Притом что она, моя плоть, все чаще обнаруживает приметы ветшания, подает сигналы о подступающей старости. Бывает, что задыхаюсь, взобравшись на мелкий пригорок, или мучаюсь ревматизмом в здешние, хоть и не студеные, но промозглые, влажные зимы. Знаю, что телесная немощь – следствие закона природы, ни единый из которых никак не отменить себе на потребу, как бы ни мечталось. (Эти законы прежде меня тяготили, – в своем безумье я их временами полагал жестокими, но в результате понял их мудрость: можно сказать, что моя собственная, наконец созревшая мудрость нашла в них надежную опору, убедившись не раз, сколь незыблемо прочна эта основа вселенского существования.) Я не сетовал на свою подступавшую немощь, мне и в голову не приходило выпрашивать у Провидения, как его ни назови, жизненных сил, считая недостойным тревожить небеса мелочным нытьем, уже получив дар, щедрей некуда. В этом я вижу своего рода добросовестность, что ли, внутреннюю опрятность или, скажем, смирение. Да у меня ведь и не осталось мелких повседневных нужд, к чему ж попрошайничать?
Я разучился жалеть себя, поскольку для этого одного лишь себя мало, должен присутствовать или хотя бы предполагаться другой, способный тебя наделить этим истинно материнским чувством. Изживший до конца свою жизнь, претерпевший смерть, я, придет время, тихо угасну, сам того не заметив. Это будет не трагедия, даже не драма, а событие и для меня самого заурядное, нисколько не траурное, тем более незаметное для мира, которому я и вообще незаметен. Мое до конца умершее тело наверняка не оставят непогребенным, но похоронят, как безвестного бродягу, без помпы, фальшивых слов и фальшивящего оркестра. Именно этого я себе и желаю.

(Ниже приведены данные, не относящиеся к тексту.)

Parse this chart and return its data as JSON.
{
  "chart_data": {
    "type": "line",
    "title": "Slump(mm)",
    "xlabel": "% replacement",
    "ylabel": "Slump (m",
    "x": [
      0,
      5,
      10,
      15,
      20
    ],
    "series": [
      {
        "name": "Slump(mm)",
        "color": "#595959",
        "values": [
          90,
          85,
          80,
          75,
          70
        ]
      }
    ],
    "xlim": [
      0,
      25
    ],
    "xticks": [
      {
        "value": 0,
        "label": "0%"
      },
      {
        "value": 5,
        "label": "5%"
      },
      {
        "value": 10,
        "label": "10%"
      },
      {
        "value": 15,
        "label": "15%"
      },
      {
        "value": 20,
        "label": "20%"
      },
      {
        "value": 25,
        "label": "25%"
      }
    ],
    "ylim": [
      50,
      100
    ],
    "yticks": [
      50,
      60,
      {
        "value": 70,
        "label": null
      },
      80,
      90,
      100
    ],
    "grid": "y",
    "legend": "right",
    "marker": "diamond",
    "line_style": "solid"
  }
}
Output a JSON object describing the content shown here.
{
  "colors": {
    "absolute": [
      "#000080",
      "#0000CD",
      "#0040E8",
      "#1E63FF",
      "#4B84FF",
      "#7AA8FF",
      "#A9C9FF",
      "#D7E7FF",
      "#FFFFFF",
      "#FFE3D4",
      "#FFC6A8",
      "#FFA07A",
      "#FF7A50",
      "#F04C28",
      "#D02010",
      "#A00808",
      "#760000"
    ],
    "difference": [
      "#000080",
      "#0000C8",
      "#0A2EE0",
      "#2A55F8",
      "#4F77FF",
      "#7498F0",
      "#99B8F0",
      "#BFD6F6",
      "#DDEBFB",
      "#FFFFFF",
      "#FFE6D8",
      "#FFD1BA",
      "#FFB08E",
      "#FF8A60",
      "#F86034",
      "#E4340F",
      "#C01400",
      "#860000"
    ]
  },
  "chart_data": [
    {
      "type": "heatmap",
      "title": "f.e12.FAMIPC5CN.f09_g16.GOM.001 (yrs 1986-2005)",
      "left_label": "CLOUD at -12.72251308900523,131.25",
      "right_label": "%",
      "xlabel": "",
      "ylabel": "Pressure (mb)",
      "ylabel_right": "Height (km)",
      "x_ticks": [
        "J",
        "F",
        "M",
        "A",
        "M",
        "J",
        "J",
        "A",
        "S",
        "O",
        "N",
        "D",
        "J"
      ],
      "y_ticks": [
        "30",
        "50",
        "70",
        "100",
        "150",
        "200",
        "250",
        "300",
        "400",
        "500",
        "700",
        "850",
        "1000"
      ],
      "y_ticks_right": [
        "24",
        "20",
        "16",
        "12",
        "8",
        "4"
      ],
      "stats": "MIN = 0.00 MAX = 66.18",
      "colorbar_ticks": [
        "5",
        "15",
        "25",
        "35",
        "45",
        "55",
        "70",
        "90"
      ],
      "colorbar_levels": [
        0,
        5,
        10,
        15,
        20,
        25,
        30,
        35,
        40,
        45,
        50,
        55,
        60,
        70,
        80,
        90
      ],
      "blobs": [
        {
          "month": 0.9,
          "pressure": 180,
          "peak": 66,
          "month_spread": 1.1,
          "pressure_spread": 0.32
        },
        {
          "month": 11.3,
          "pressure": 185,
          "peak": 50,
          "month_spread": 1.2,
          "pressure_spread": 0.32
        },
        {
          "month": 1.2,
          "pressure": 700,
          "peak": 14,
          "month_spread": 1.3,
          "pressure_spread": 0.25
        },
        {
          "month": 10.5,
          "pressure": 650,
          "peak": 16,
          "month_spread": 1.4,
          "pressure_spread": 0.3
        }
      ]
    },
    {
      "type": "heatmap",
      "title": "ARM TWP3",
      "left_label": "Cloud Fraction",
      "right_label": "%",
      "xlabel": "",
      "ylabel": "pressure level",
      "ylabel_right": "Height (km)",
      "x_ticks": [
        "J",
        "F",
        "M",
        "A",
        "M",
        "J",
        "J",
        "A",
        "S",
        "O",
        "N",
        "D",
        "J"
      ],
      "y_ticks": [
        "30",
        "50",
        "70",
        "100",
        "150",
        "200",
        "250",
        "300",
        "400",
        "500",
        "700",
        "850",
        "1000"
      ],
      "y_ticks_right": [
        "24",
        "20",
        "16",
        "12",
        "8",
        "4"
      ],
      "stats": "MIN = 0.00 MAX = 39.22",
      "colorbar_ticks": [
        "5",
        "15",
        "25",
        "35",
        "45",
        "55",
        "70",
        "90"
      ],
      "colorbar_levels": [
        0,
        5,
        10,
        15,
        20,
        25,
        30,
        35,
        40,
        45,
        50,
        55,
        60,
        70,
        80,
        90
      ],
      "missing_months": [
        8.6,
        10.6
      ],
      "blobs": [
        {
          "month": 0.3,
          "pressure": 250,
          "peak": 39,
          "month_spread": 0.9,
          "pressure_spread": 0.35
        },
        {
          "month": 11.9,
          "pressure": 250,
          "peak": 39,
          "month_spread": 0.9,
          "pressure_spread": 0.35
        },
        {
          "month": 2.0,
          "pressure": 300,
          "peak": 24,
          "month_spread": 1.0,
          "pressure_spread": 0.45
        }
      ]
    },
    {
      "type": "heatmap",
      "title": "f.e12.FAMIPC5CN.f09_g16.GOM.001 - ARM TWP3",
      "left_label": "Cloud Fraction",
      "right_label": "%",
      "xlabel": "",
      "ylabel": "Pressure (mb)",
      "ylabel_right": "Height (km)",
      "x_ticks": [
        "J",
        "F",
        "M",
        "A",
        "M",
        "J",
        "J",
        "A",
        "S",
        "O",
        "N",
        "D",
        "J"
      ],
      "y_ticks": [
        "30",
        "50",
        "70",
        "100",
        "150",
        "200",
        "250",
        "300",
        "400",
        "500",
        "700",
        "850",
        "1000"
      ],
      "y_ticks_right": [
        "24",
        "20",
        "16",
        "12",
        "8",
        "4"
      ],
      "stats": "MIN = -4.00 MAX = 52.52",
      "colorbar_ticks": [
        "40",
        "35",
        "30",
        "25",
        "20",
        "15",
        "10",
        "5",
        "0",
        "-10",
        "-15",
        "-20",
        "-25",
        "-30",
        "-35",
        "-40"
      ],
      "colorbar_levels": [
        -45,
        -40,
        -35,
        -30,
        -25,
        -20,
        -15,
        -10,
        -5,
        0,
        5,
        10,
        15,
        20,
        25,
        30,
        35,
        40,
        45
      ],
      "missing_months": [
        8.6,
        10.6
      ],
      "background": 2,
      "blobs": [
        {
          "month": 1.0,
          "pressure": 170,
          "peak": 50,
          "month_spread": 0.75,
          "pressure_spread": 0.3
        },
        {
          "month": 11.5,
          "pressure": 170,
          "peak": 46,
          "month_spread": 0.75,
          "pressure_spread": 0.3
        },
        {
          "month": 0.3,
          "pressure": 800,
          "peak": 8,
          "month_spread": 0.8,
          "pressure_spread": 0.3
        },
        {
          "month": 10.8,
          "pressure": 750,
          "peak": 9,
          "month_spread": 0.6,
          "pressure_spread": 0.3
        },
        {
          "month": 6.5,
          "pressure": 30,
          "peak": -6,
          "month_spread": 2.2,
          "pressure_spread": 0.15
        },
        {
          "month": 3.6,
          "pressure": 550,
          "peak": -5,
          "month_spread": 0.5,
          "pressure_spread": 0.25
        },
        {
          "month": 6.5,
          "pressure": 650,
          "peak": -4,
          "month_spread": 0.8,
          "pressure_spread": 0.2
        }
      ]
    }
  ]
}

Но пока что моя плоть сколь бы ни была истраченной, все же требует личной гигиены, что отчасти обременительно, поскольку отвлекает от бескорыстного созерцания и запечатления неторопливо рождающегося мифа в окрестном пейзаже. Но, деликатно уважая чужую брезгливость, я омываюсь хоть раз в неделю в соседнем ледяном ручье. По одной из легенд Французик был безразличен к чистоте телесной, может, он и вовсе не мылся, чтоб по случайности не погубить даже какую-нибудь мелкую вошь, которая тоже ведь божье созданье. Но куда мне до него, столь трепетно лелеявшего все живое? Мой-то миф все же, знаю, иного качества, подчас похожий на не слишком удачный перепев. Даже допускаю, что мои нынешние гармония чувств и умиротворенье мысли эгоистичны, но это все-таки лучше, чем обременять землю очередной громокипящей проповедью, учитывая, что все слова нынче обесценены, именно что перепеты многократно, то есть и гроша медного не стоят. Да и уж мы-то все хорошо знаем, чем обернулись самые благие намерения, казавшиеся великими свершенья, самая вдохновенная, идущая от души иль даже и свыше проповедь.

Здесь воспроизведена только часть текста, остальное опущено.